Analysis of nanoparticle images
Encadrants : Isabelle Bloch (LIP6), Ali Abou-Hassan (Chimiste,laboratoire PHENIX, ali.abou-Hassan@sorbonne-universite.fr)
Disponible : OUI
Nombre d'étudiants : 1
Description : In the field of material science, particles of nanometric dimensions (nanoparticles) have fascinating properties stemming from their size, shape, among other things, which give them wide applications in nanotechnology. Characterization of the size and shape of these nanoparticles at the nanoscopic scale is based on electron microscopy images. The physical properties (e.g. magnetic or optical) of these nanomaterials are characterized using various physico-chemical techniques that provide data (spectra, curves, etc.). In this way, each nanomaterial is characterized by its size, shape and properties. The aim of this project is to develop image analysis methods adapted to this problem.

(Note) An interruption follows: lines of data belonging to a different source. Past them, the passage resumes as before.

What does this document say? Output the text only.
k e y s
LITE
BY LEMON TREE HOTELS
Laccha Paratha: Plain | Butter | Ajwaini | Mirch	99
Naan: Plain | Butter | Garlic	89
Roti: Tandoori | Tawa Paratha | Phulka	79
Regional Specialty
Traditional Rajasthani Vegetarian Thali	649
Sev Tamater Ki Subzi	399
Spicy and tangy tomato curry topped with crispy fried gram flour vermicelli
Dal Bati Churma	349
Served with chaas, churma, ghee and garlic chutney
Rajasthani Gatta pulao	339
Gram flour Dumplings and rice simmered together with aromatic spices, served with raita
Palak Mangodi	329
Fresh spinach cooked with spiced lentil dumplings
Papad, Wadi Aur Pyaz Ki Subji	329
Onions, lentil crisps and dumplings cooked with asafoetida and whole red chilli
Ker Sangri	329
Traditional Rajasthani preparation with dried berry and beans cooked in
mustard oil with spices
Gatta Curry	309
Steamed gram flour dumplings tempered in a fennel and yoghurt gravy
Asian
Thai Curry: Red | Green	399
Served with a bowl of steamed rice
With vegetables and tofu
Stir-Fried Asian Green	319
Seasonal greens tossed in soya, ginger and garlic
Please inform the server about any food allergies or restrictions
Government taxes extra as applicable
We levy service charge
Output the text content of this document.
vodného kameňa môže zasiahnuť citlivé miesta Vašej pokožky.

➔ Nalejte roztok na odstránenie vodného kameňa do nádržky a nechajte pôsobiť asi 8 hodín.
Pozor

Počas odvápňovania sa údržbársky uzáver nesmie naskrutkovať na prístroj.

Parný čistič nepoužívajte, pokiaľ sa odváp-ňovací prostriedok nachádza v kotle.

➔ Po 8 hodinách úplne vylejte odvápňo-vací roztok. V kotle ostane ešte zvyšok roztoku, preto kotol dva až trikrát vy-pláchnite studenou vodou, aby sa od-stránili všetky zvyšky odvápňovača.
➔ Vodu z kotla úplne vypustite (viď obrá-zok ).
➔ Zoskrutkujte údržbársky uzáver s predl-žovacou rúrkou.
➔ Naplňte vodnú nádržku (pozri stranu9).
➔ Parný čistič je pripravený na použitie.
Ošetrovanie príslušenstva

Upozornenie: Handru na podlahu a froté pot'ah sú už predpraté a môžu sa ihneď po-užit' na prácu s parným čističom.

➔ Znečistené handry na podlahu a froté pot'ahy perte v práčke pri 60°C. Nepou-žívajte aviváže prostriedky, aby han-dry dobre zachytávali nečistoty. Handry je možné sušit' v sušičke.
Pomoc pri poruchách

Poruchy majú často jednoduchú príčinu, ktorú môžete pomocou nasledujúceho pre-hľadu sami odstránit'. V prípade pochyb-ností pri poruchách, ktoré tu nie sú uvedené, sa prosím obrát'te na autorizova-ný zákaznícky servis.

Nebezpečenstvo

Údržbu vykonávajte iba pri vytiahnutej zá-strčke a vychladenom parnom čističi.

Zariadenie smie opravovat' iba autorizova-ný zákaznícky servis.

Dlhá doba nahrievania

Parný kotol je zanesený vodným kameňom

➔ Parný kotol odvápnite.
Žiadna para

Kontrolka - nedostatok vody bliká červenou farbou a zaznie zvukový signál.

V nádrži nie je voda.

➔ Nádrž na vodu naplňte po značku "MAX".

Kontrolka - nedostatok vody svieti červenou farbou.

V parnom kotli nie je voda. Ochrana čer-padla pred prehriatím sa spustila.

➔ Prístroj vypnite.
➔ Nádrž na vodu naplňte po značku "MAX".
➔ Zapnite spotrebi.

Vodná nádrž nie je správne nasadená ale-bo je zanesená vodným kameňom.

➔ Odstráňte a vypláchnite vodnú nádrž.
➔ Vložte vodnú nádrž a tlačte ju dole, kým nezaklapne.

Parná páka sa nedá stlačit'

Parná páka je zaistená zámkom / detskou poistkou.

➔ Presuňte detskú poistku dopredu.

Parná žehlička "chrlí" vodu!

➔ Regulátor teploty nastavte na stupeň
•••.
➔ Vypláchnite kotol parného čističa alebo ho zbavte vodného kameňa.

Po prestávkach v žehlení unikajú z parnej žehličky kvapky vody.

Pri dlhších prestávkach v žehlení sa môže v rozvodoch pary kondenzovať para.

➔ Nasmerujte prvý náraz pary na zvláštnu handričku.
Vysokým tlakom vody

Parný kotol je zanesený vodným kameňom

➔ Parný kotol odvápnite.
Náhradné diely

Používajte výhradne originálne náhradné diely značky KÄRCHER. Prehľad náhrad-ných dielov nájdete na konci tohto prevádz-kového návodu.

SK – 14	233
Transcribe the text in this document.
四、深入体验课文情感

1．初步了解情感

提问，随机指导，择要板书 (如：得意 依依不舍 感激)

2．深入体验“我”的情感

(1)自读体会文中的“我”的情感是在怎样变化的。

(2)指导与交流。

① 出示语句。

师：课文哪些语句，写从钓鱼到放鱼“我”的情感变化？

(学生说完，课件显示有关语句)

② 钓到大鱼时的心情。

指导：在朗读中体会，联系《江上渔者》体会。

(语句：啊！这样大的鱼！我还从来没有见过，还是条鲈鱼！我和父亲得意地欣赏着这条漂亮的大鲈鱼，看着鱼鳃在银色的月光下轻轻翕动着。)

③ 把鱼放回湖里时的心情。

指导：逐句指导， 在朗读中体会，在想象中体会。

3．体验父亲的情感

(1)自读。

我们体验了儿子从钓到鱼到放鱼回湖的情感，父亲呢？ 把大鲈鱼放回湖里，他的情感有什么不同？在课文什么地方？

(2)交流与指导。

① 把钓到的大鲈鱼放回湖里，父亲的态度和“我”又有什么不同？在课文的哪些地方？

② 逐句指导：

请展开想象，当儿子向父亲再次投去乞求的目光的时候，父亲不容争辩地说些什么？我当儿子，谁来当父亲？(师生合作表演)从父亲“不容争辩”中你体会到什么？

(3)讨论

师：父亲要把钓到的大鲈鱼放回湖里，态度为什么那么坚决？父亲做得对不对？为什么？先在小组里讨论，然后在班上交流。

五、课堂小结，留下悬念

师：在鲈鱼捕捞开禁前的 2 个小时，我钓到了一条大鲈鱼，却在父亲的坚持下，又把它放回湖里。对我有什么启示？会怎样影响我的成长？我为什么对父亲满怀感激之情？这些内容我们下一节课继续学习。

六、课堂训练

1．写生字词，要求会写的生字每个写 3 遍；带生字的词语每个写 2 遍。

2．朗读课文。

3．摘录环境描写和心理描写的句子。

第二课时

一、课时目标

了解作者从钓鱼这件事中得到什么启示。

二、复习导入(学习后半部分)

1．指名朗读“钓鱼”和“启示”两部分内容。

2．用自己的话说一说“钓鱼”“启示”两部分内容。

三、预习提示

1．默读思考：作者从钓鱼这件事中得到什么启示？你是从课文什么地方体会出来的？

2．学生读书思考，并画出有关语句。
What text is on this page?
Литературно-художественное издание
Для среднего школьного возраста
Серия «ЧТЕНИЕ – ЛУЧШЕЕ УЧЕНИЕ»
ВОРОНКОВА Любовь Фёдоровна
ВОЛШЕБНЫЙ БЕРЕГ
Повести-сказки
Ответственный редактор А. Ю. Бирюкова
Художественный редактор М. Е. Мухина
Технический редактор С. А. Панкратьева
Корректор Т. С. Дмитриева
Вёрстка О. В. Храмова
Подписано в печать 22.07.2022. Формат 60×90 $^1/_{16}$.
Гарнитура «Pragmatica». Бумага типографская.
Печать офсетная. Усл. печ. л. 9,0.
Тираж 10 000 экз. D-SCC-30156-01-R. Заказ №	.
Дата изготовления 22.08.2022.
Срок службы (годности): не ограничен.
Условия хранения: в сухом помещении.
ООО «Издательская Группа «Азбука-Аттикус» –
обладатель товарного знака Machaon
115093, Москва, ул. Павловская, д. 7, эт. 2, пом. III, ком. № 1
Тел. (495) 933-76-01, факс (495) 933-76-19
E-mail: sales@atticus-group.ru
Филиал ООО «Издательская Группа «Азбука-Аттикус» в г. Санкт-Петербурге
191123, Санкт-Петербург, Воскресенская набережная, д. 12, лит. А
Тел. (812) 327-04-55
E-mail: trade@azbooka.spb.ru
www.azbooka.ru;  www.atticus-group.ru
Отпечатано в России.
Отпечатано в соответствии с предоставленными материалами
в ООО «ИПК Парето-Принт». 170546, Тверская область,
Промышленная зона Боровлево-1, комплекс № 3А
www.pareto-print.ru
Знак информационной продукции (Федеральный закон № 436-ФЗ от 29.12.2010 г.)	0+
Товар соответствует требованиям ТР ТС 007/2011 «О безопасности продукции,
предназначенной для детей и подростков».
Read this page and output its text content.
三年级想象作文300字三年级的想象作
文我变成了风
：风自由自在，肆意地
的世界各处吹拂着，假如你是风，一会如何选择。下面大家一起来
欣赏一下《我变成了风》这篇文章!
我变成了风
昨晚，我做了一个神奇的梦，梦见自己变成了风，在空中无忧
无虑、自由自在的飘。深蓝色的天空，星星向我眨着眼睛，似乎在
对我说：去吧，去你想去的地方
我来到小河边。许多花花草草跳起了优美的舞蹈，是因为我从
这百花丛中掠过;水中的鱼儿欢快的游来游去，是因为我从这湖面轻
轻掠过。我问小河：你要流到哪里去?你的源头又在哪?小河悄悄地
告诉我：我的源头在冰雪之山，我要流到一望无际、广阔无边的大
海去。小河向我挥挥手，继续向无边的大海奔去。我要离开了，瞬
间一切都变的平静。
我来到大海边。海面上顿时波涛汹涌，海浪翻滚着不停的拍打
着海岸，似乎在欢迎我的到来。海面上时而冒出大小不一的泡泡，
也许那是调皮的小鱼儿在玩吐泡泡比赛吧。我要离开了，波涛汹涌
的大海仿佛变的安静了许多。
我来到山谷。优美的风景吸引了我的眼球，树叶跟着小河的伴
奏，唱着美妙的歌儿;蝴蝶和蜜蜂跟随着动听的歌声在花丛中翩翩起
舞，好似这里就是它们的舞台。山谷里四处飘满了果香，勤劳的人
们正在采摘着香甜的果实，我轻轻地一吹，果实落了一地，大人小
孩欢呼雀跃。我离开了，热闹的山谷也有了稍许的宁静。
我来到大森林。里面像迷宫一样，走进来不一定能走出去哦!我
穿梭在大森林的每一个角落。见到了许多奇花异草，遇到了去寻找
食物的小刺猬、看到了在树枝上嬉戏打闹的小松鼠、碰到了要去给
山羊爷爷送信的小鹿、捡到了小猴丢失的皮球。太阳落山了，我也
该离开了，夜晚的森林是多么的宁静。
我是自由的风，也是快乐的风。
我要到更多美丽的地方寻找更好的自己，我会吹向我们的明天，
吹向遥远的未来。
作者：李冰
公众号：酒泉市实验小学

Pré-requis : Image analysis and machine learning
Travail demandé : 1. Literature review.
2. Development of an image analysis method for nanoparticles. The first step is to segment and separate the particles. Depending on the amount of data available, structural methods (e.g. mathematical morphology) or learning methods can be developed. Next, geometric characteristics such as size, orientation and anisotropy can be calculated from the segmentation results. Finally, depending on the time available, predictive methods can be developed, such as learning from multiple matched modalities (images, spectra) to infer one modality from the other once learning is complete.